- Born: Lucy Cometina Kurtz 11 April 1861 Berlin, Germany
- Died: 31 December 1938 (aged 77) Frenchpark, County Roscommon, Ireland
- Resting place: Portahard Church Cemetery, Frenchpark
- Education: University of Zurich; Trinity College Dublin;
- Spouse: Douglas Hyde ​(m. 1893)​
- Children: 2

= Lucy Kurtz =

Spouse of the first president of Ireland

Lucy Cometina Kurtz (11 April 1861 – 31 December 1938) was the wife of the first President of Ireland, Douglas Hyde.

== Life ==
Kurtz was born on 11 April 1861, in Berlin, Kingdom of Prussia, and christened on 4 September 1861, in Liverpool, United Kingdom. Her father was a manufacturing chemist. She was introduced to Douglas Hyde by Hyde's sister, Annette. Kurtz had met Annette in Killarney.

Kurtz married Hyde on 10 October 1893 in Liverpool.
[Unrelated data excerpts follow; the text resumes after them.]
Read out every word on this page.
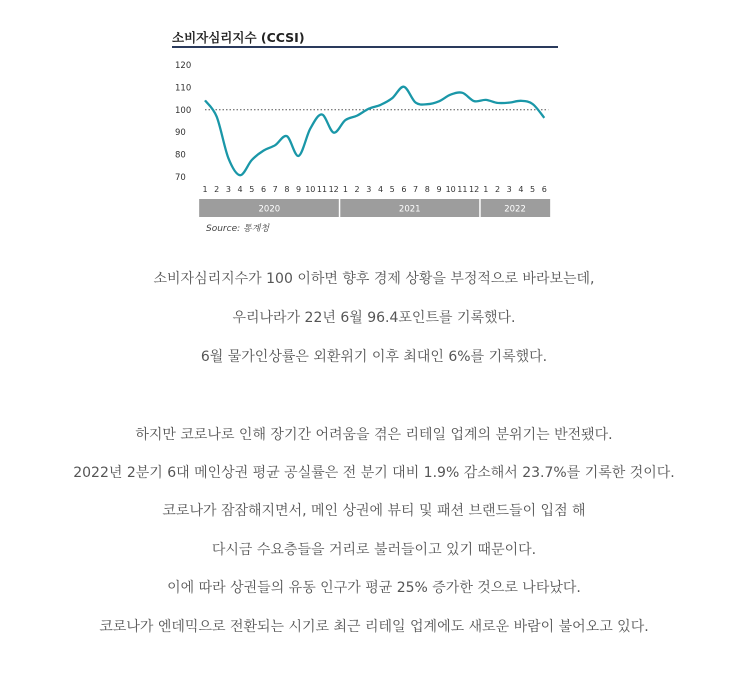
소비자심리지수 (CCSI)
70
80
90
100
110
120
1 2 3 4 5 6 7 8 9 10 11 12 1 2 3 4 5 6 7 8 9 10 11 12 1 2 3 4 5 6
2020	2021	2022
Source: 통계청
소비자심리지수가 100 이하면 향후 경제 상황을 부정적으로 바라보는데,
우리나라가 22년 6월 96.4포인트를 기록했다.
6월 물가인상률은 외환위기 이후 최대인 6%를 기록했다.
하지만 코로나로 인해 장기간 어려움을 겪은 리테일 업계의 분위기는 반전됐다.
2022년 2분기 6대 메인상권 평균 공실률은 전 분기 대비 1.9% 감소해서 23.7%를 기록한 것이다.
코로나가 잠잠해지면서, 메인 상권에 뷰티 및 패션 브랜드들이 입점 해
다시금 수요층들을 거리로 불러들이고 있기 때문이다.
이에 따라 상권들의 유동 인구가 평균 25% 증가한 것으로 나타났다.
코로나가 엔데믹으로 전환되는 시기로 최근 리테일 업계에도 새로운 바람이 불어오고 있다.
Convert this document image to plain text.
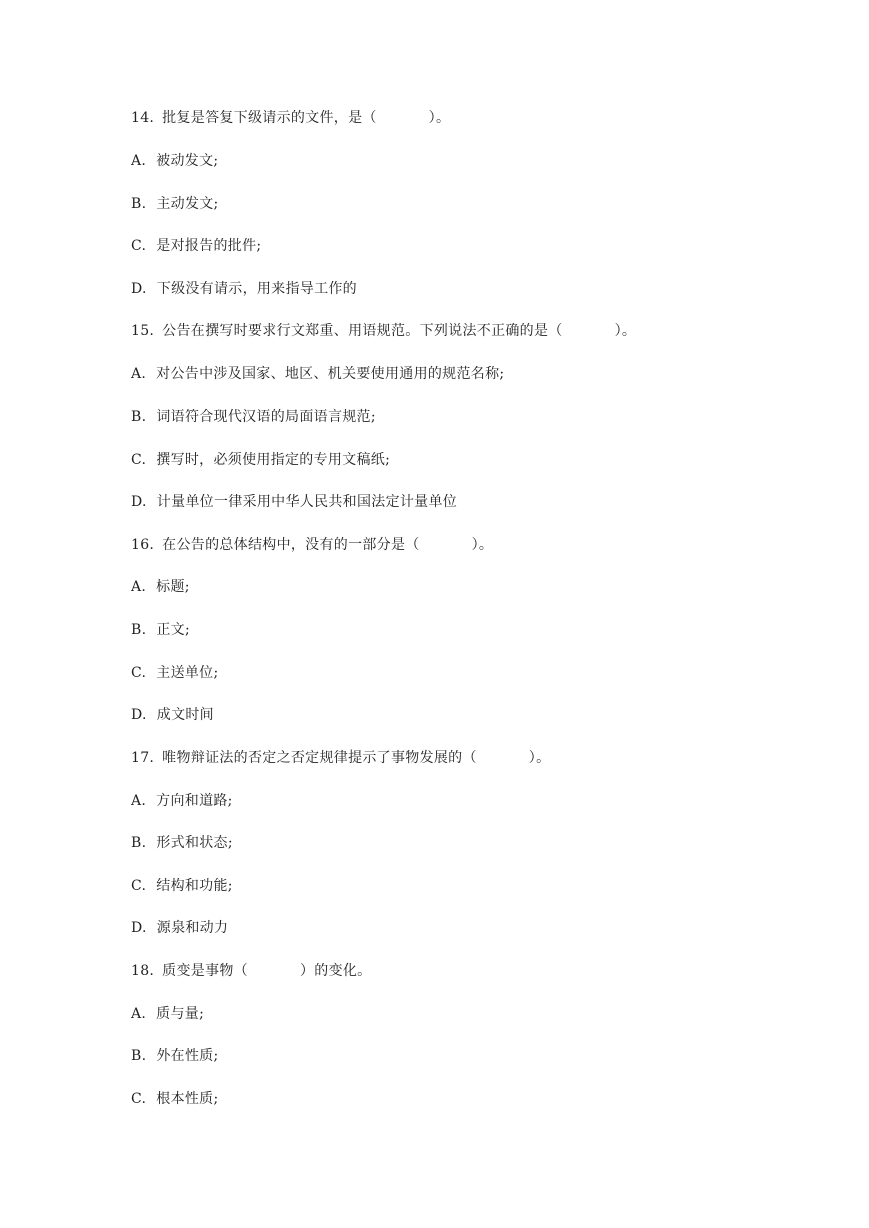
14. 批复是答复下级请示的文件，是（	）。
A. 被动发文;
B. 主动发文;
C. 是对报告的批件;
D. 下级没有请示，用来指导工作的
15. 公告在撰写时要求行文郑重、用语规范。下列说法不正确的是（	）。
A. 对公告中涉及国家、地区、机关要使用通用的规范名称;
B. 词语符合现代汉语的局面语言规范;
C. 撰写时，必须使用指定的专用文稿纸;
D. 计量单位一律采用中华人民共和国法定计量单位
16. 在公告的总体结构中，没有的一部分是（	）。
A. 标题;
B. 正文;
C. 主送单位;
D. 成文时间
17. 唯物辩证法的否定之否定规律提示了事物发展的（	）。
A. 方向和道路;
B. 形式和状态;
C. 结构和功能;
D. 源泉和动力
18. 质变是事物（	）的变化。
A. 质与量;
B. 外在性质;
C. 根本性质;
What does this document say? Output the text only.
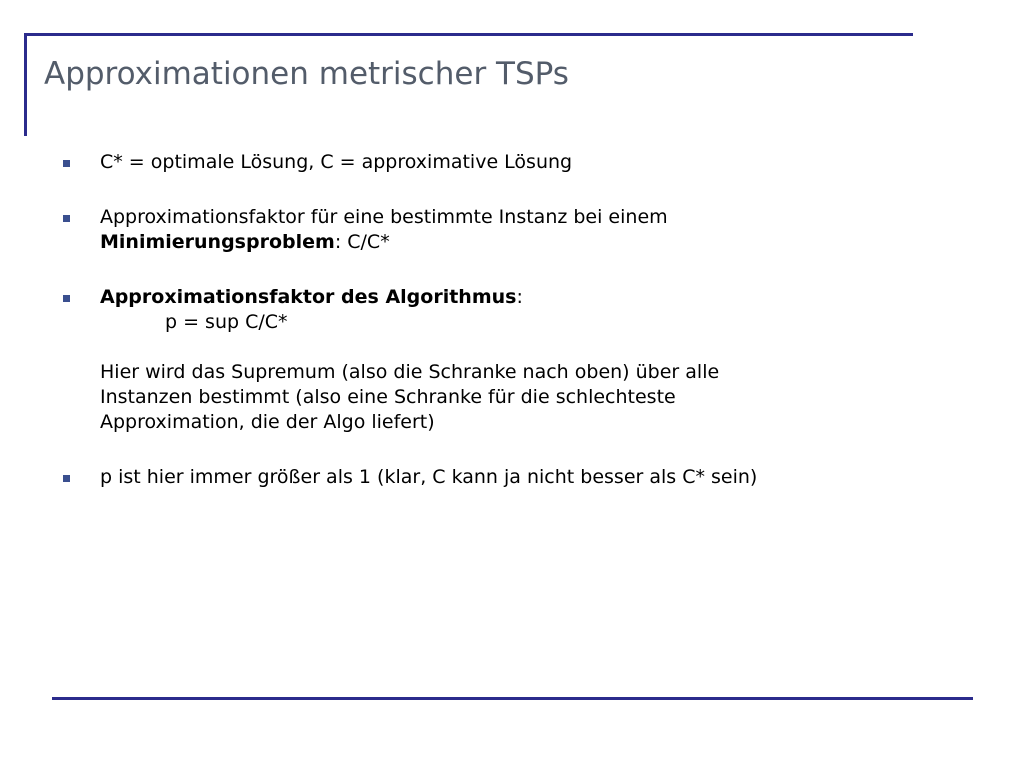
Approximationen metrischer TSPs
C* = optimale Lösung, C = approximative Lösung
Approximationsfaktor für eine bestimmte Instanz bei einem
Minimierungsproblem: C/C*
Approximationsfaktor des Algorithmus:
p = sup C/C*
Hier wird das Supremum (also die Schranke nach oben) über alle
Instanzen bestimmt (also eine Schranke für die schlechteste
Approximation, die der Algo liefert)
p ist hier immer größer als 1 (klar, C kann ja nicht besser als C* sein)
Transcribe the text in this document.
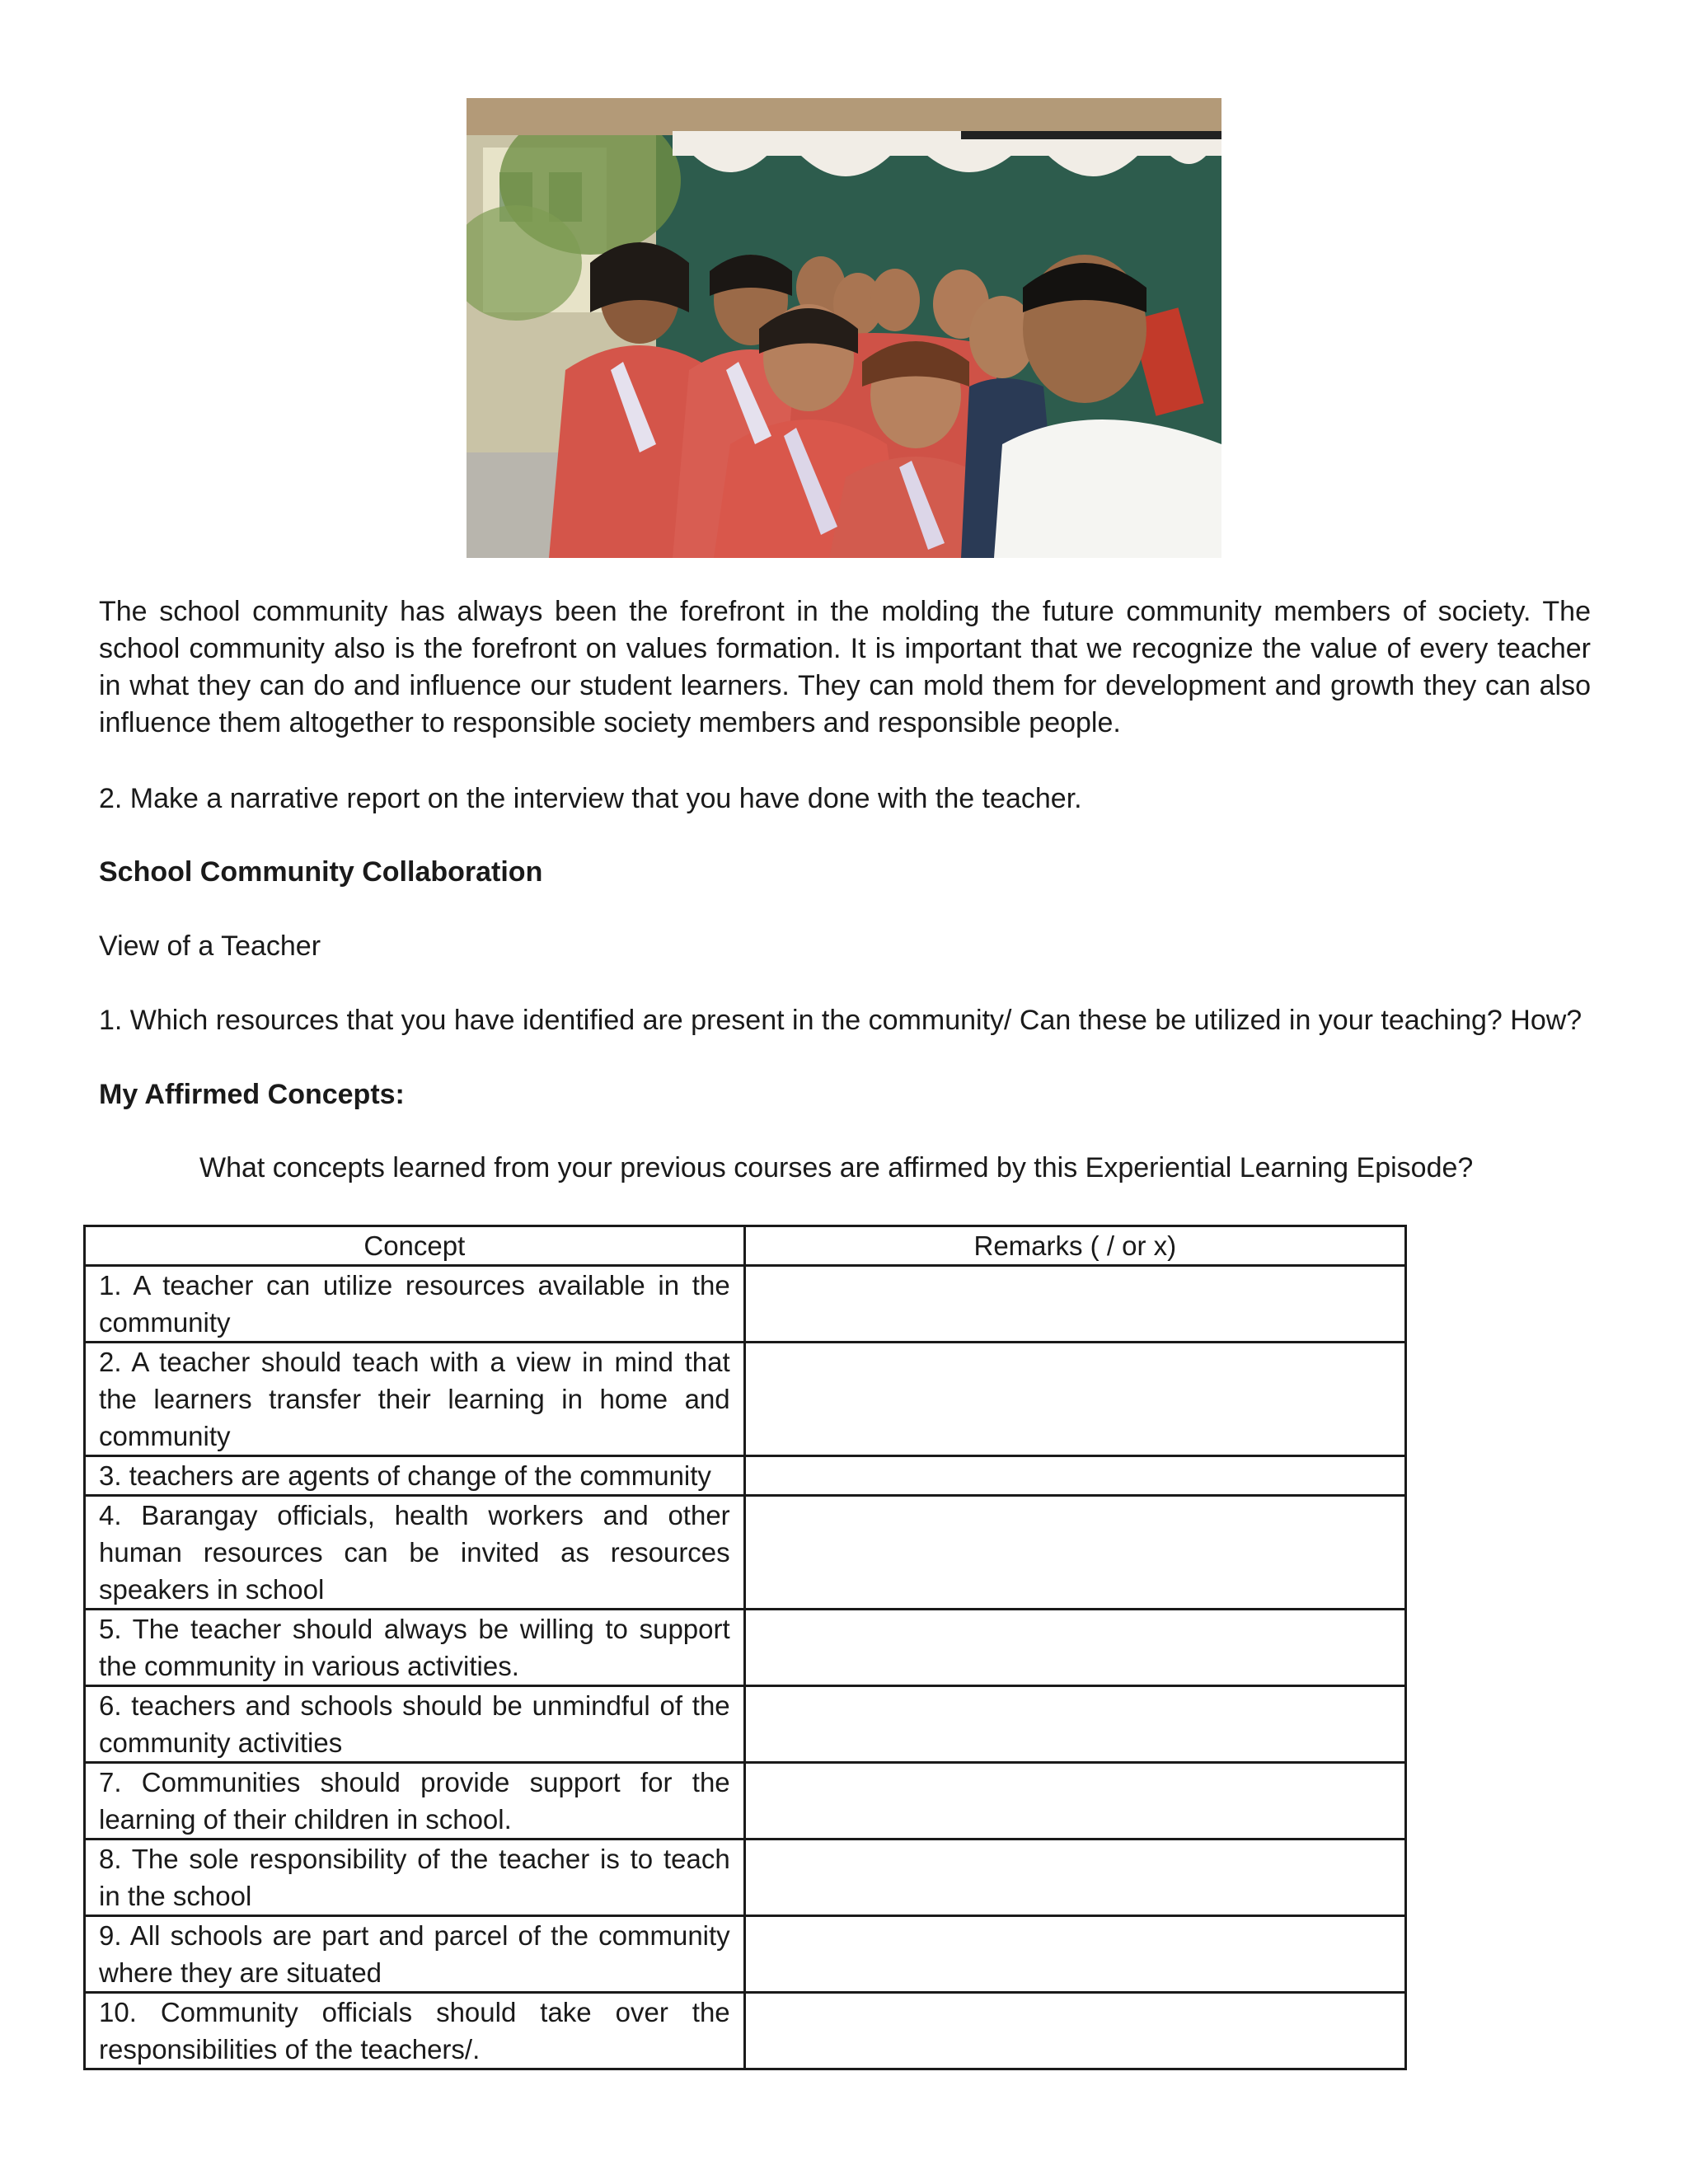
The school community has always been the forefront in the molding the future community members of society. The school community also is the forefront on values formation. It is important that we recognize the value of every teacher in what they can do and influence our student learners. They can mold them for development and growth they can also influence them altogether to responsible society members and responsible people.

2. Make a narrative report on the interview that you have done with the teacher.

School Community Collaboration

View of a Teacher

1. Which resources that you have identified are present in the community/ Can these be utilized in your teaching? How?

My Affirmed Concepts:

What concepts learned from your previous courses are affirmed by this Experiential Learning Episode?

Concept	Remarks ( / or x)
1. A teacher can utilize resources available in the community	
2. A teacher should teach with a view in mind that the learners transfer their learning in home and community	
3. teachers are agents of change of the community	
4. Barangay officials, health workers and other human resources can be invited as resources speakers in school	
5. The teacher should always be willing to support the community in various activities.	
6. teachers and schools should be unmindful of the community activities	
7. Communities should provide support for the learning of their children in school.	
8. The sole responsibility of the teacher is to teach in the school	
9. All schools are part and parcel of the community where they are situated	
10. Community officials should take over the responsibilities of the teachers/.	
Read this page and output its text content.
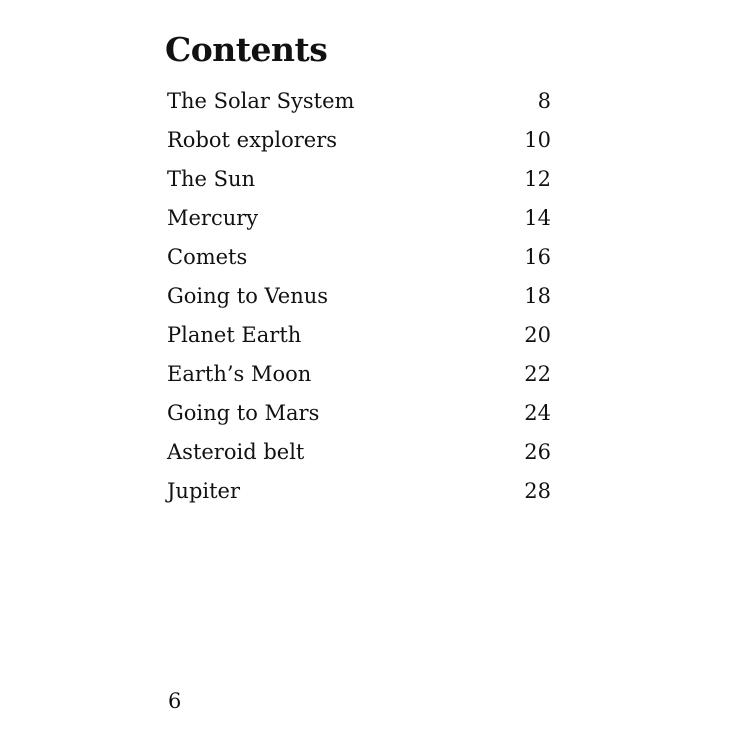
Contents
The Solar System	8
Robot explorers	10
The Sun	12
Mercury	14
Comets	16
Going to Venus	18
Planet Earth	20
Earth’s Moon	22
Going to Mars	24
Asteroid belt	26
Jupiter	28
6
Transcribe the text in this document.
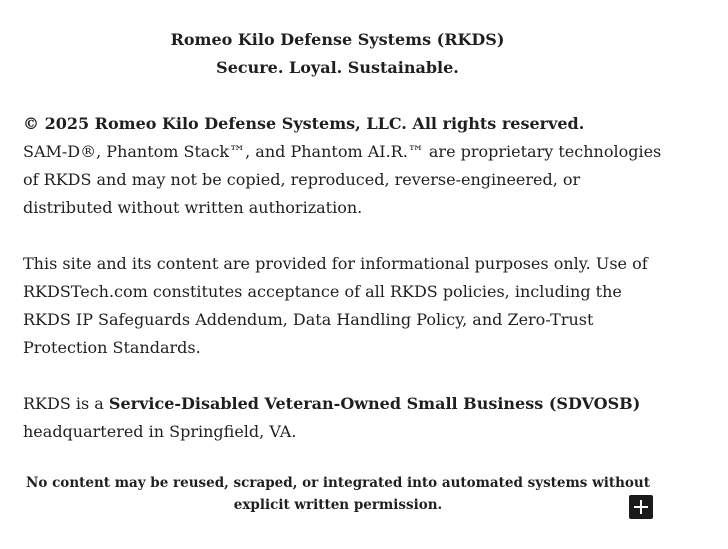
Romeo Kilo Defense Systems (RKDS)
Secure. Loyal. Sustainable.
© 2025 Romeo Kilo Defense Systems, LLC. All rights reserved.
SAM-D®, Phantom Stack™, and Phantom AI.R.™ are proprietary technologies of RKDS and may not be copied, reproduced, reverse-engineered, or distributed without written authorization.
This site and its content are provided for informational purposes only. Use of RKDSTech.com constitutes acceptance of all RKDS policies, including the RKDS IP Safeguards Addendum, Data Handling Policy, and Zero-Trust Protection Standards.
RKDS is a Service-Disabled Veteran-Owned Small Business (SDVOSB)
headquartered in Springfield, VA.
No content may be reused, scraped, or integrated into automated systems without explicit written permission.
They had two daughters, Nuala and Una. Nuala died in 1916 of tuberculosis. The couple disagreed about how the Gaelic League treated Hyde, with Kurtz believing the League were demeaning and exploiting him. She developed a hatred for the League, the Irish language, and County Roscommon where the family lived. She became chronically ill, possibly suffering from neurasthenia. Hyde cared for her during her illness.

She died on 31 December 1938, at Ratra in Frenchpark, County Roscommon, after her husband's election. Due to her ill health, she had not moved into the presidential residence in Phoenix Park, Áras an Uachtaráin.